If a local planning commission or other agent fails to approve or disapprove a preliminary subdivision plat within 90 days after it has been officially submitted for approval, and where the locality has published a list of clear, objective minimum submittal requirements for review of a proposed preliminary subdivision plat, the preliminary subdivision plat shall be deemed to have been approved by the local planning commission or other agent.

§ 15.2-2286. Permitted provisions in zoning ordinances; amendments; applicant to pay delinquent taxes; penalties.

A. A zoning ordinance may include, among other things, reasonable regulations and provisions as to any or all of the following matters:

1. For variances or special exceptions, as defined in § 15.2-2201, to the general regulations in any district.

2. For the temporary application of the ordinance to any property coming into the territorial jurisdiction of the governing body by annexation or otherwise, subsequent to the adoption of the zoning ordinance, and pending the orderly amendment of the ordinance.

3. For the granting of special exceptions under suitable regulations and safeguards; notwithstanding any other provisions of this article, the governing body of any locality may reserve unto itself the right to issue such special exceptions. Conditions imposed in connection with residential special use permits, wherein the applicant proposes affordable housing, shall be consistent with the objective of providing affordable housing. When imposing conditions on residential projects specifying materials and methods of construction or specific design features, the approving body shall consider the impact of the conditions upon the affordability of housing.

The governing body or the board of zoning appeals of the Cities of Hampton and Norfolk may impose a condition upon any special exception or use permit relating to retail alcoholic beverage control licensees which provides that such special exception or use permit will automatically expire upon a change of ownership of the property, a change in possession, a change in the operation or management of a facility, or the passage of a specific period of time.

The governing body of the City of Richmond may impose a condition upon any special use permit issued after July 1, 2000, relating to retail alcoholic beverage licensees which provides that such special use permit shall be subject to an automatic review by the governing body upon a change in possession, a change in the owner of the business, or a transfer of majority control of the business entity. Upon review by the governing body, it may either amend or revoke the special use permit after notice and a public hearing as required by § 15.2-2206.

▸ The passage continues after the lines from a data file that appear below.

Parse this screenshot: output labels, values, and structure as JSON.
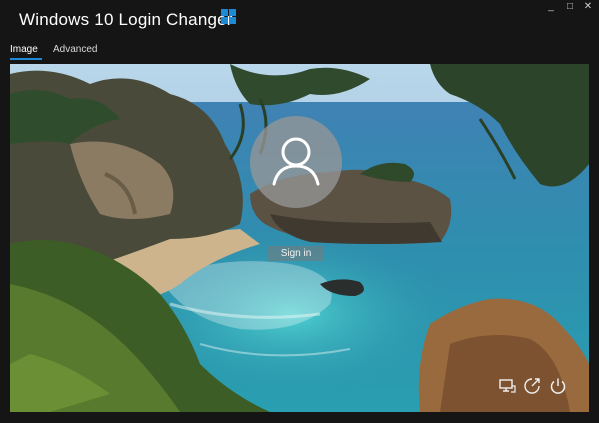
{
  "window": {
    "title": "Windows 10 Login Changer",
    "accent_color": "#1e8ad6",
    "controls": [
      {
        "name": "minimize-button",
        "glyph": "_"
      },
      {
        "name": "maximize-button",
        "glyph": "□"
      },
      {
        "name": "close-button",
        "glyph": "✕"
      }
    ]
  },
  "tabs": [
    {
      "label": "Image",
      "active": true
    },
    {
      "label": "Advanced",
      "active": false
    }
  ],
  "preview": {
    "background": "seaside-cliffs-photo",
    "avatar_icon": "user-icon",
    "signin_label": "Sign in",
    "system_icons": [
      "network-icon",
      "accessibility-icon",
      "power-icon"
    ]
  }
}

4. For the administration and enforcement of the ordinance including the appointment or designation of a zoning administrator who may also hold another office in the locality. The zoning administrator shall have all necessary authority on behalf of the governing body to administer and enforce the zoning ordinance. His authority shall include (i) ordering in writing the remedying of any condition found in violation of the ordinance; (ii) insuring compliance with the ordinance, bringing legal action, including injunction, abatement, or other appropriate action or proceeding subject to appeal pursuant to § 15.2-2311; and (iii) in specific cases, making findings of fact and, with concurrence of the attorney for the governing body, conclusions of law regarding determinations of rights accruing under § 15.2-2307 or subsection C of § 15.2-2311.

Whenever the zoning administrator has reasonable cause to believe that any person has engaged in or is engaging in any violation of a zoning ordinance that limits occupancy in a residential dwelling unit, which is subject to a civil penalty that may be imposed in accordance with the provisions of § 15.2-2209, and the zoning administrator, after a good faith effort to obtain the data or information necessary to determine whether a violation has occurred, has been unable to obtain such information, he may request that the attorney for the locality petition the judge of the general district court for his jurisdiction for a subpoena duces tecum against any such person refusing to produce such data or information. The judge of the court, upon good cause shown, may cause the subpoena to be issued. Any person failing to comply with such subpoena shall be subject to punishment for contempt by the court issuing the subpoena. Any person so subpoenaed may apply to the judge who issued the subpoena to quash it.

Notwithstanding the provisions of § 15.2-2311, a zoning ordinance may prescribe an appeal period of less than 30 days, but not less than 10 days, for a notice of violation involving temporary or seasonal commercial uses, parking of commercial trucks in residential zoning districts, maximum occupancy limitations of a residential dwelling unit, or similar short-term, recurring violations.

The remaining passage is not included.